Despite its alleged “societal-scale” risk, artificial intelligence’s (AI’s) biggest threat may be to itself.
Not to humanity.
Copies of copies generally tend to get worse — and if the training data used to power future generative AI engines, including large language models (LLMs), gaussian mixture models (GMMs) and variational autoencoders (VAE), continues to be scraped from the internet, it will inevitably come to be trained on content that was produced by today’s generative AI tools.
And that isn’t good news for the reliability and usability of those AI models.
A group of leading academic researchers has published a paper entitled “The Curse of Recursion: Training on Generated Data Makes Models Forget” showing that the content generated by various AI models becomes progressively degraded and loses intelligibility when successively trained on learning data produced by other models.
“[T]he use of LLMs at scale to publish content on the internet will pollute the collection of data to train them,” the paper stated.
“Furthermore, we show that this process is inevitable,” it added.
The researchers have termed this phenomenon “model collapse.”
It holds far-reaching implications for organizations attempting to leverage generative AI’s revolutionary business capabilities. It also underscores the importance of data sovereignty and future-fit governance processes as they relate to AI-powered integrations across corporate operations.
See also: 10 Insiders on Generative AI’s Impact Across the Enterprise
As the research paper noted, nearly all the material stored online was originally produced and curated by humans.
But the internet revolutionized the way information was able to be shared, and it created new modes of communication, allowing text to be analyzed, modified and surfaced by search platforms and other layered-on solutions.
Now, generative AI, so called because of its ability to independently produce and generate content, is building another information layer atop the online landscape.
“At a high level, generative AI has the potential to create a new data layer, like when HTTP was created and gave rise to the internet beginning in the 1990s.
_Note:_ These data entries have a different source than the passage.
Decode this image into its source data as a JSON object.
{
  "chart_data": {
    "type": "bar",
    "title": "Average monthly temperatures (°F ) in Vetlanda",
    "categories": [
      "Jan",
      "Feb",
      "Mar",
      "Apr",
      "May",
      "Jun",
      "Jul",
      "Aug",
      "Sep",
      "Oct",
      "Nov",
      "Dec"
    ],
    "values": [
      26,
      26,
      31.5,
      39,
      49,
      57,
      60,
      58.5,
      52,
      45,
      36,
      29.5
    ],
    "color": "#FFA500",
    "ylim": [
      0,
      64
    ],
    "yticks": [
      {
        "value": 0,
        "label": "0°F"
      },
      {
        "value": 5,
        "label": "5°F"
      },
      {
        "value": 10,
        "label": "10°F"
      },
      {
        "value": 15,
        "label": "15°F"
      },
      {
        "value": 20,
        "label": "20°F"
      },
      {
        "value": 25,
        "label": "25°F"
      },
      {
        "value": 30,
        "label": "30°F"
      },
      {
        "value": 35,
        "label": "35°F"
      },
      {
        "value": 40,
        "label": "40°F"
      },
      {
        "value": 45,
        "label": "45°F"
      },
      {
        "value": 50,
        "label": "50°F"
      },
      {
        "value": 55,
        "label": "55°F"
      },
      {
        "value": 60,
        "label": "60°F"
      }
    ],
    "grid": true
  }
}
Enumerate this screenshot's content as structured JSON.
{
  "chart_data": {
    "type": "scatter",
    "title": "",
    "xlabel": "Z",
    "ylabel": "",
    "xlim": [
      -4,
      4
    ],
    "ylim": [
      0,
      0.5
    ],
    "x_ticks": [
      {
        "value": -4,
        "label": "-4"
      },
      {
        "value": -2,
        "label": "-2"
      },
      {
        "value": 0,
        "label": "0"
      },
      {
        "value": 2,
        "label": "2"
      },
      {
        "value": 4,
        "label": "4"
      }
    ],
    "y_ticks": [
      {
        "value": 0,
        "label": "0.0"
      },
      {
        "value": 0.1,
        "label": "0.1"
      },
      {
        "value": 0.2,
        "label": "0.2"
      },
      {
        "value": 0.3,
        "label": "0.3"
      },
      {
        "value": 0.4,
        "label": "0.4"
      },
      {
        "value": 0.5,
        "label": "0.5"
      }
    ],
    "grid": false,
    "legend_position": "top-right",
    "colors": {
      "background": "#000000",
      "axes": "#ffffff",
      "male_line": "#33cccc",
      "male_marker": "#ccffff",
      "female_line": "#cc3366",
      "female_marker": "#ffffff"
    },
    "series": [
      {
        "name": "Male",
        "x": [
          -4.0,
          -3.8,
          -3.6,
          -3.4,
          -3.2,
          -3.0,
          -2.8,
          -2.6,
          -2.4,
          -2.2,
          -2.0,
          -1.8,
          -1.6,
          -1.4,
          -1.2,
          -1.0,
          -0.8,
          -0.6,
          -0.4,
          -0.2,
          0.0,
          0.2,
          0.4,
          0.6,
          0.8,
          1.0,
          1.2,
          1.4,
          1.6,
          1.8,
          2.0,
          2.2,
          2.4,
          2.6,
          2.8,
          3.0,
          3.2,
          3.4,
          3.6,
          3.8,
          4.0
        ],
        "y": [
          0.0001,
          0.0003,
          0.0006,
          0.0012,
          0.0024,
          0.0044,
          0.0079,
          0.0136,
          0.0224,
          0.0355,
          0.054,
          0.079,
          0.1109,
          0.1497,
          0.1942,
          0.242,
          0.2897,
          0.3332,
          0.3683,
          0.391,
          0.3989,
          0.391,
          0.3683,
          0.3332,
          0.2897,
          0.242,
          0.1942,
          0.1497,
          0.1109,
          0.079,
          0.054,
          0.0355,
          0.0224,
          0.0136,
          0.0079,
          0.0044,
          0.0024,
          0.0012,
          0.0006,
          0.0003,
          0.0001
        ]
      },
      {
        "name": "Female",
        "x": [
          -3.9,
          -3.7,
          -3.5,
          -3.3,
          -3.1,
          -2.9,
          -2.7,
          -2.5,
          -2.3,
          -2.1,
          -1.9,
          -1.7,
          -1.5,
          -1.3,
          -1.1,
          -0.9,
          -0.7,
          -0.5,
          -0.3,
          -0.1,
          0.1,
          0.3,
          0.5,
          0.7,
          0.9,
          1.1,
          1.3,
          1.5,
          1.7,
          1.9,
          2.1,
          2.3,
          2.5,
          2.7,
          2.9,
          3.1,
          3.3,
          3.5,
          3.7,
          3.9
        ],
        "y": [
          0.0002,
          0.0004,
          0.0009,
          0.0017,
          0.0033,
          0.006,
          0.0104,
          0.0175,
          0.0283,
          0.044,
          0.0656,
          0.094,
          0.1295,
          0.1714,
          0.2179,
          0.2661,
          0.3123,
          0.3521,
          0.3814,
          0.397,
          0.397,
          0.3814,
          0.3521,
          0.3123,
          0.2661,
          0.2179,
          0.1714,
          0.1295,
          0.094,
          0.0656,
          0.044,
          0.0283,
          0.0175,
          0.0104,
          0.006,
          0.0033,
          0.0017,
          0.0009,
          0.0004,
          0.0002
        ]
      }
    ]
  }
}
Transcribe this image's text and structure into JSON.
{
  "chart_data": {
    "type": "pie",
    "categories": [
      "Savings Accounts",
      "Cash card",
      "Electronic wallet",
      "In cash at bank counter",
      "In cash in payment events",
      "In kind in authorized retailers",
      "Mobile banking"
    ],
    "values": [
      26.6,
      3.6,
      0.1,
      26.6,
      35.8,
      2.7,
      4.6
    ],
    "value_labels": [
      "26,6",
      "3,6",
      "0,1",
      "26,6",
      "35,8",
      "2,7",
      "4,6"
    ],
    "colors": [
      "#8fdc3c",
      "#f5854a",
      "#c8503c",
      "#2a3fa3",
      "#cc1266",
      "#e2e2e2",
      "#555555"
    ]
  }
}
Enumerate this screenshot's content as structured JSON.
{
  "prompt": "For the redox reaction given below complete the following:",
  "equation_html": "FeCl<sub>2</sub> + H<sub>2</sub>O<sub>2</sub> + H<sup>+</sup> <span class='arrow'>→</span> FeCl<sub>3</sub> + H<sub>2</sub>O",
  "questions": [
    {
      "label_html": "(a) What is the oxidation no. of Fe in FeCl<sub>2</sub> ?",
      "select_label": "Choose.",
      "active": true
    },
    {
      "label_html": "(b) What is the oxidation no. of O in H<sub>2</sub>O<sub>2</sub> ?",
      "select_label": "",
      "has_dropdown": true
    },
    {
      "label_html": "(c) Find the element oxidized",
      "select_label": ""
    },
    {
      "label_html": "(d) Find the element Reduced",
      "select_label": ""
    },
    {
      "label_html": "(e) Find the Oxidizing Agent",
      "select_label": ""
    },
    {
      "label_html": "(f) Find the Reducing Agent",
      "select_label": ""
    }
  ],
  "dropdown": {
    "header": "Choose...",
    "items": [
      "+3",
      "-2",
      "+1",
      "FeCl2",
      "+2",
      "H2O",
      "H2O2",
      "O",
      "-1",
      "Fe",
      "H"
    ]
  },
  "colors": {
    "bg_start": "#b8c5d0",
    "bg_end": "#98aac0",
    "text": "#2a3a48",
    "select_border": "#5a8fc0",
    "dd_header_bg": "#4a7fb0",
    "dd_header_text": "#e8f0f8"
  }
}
As with any new data layer or protocol, governance, rules and standards must apply,” Shaunt Sarkissian, founder and CEO of AI-ID, told PYMNTS last month.
At the center of many business use concerns around the integration of generative AI solutions lies ongoing questions around the integrity of data and information fed to the AI models, as well as the provenance and security of those data inputs.
The fact that AI models trained on data produced by other AI models has been shown to result in degenerative processes, where over time the models forget the true underlying data distribution and produce increasingly simplistic outputs, only serves to emphasize the importance of using good data when developing AI tools meant to be used in an enterprise setting.
After all, achieving the type of competitive advantage in today’s operating environment that can translate to sustainable business success frequently boils down to a firm’s ability to access and leverage best-in-class data.
Read also: Preparing for a Generative AI World
“We’re about to fill the internet with blah,” wrote Ross Anderson, one of the Cambridge scientists behind the research paper and the founder of the Foundation for Information Policy Research, on his personal blog. “This will make it harder to train newer models by scraping the web, giving an advantage to firms which already did that…”
“LLMs are like fire — a useful tool, but one that pollutes the environment,” Anderson added. “How will we cope with it?”
To avoid model collapse, access to genuine human-generated content is essential, as are effective governance standards that provide a firm go-forward infrastructure for AI training.
“The future [of AI model development] will be … more of a continual dance where there is active learning and reinforcement learning where multiple, highly-trained experts are part of the workflow to continually improve a model,” Erik Duhaime, co-founder and CEO of Centaur Labs, told PYMNTS in May.
The world is now at a tipping point where the sweeping digitization of the business ecosystem has gifted firms with untold terabytes of proprietary data about their customers and their operations, providing a fertile foundation for AI models that avoids the need to scrape the internet for inputs.
But before looking to tap wholly-owned company data whose provenance is never in question, businesses must ensure first that they have the appropriate data infrastructure in place to propel their business processes into the 21st century while avoiding its foundational pitfalls.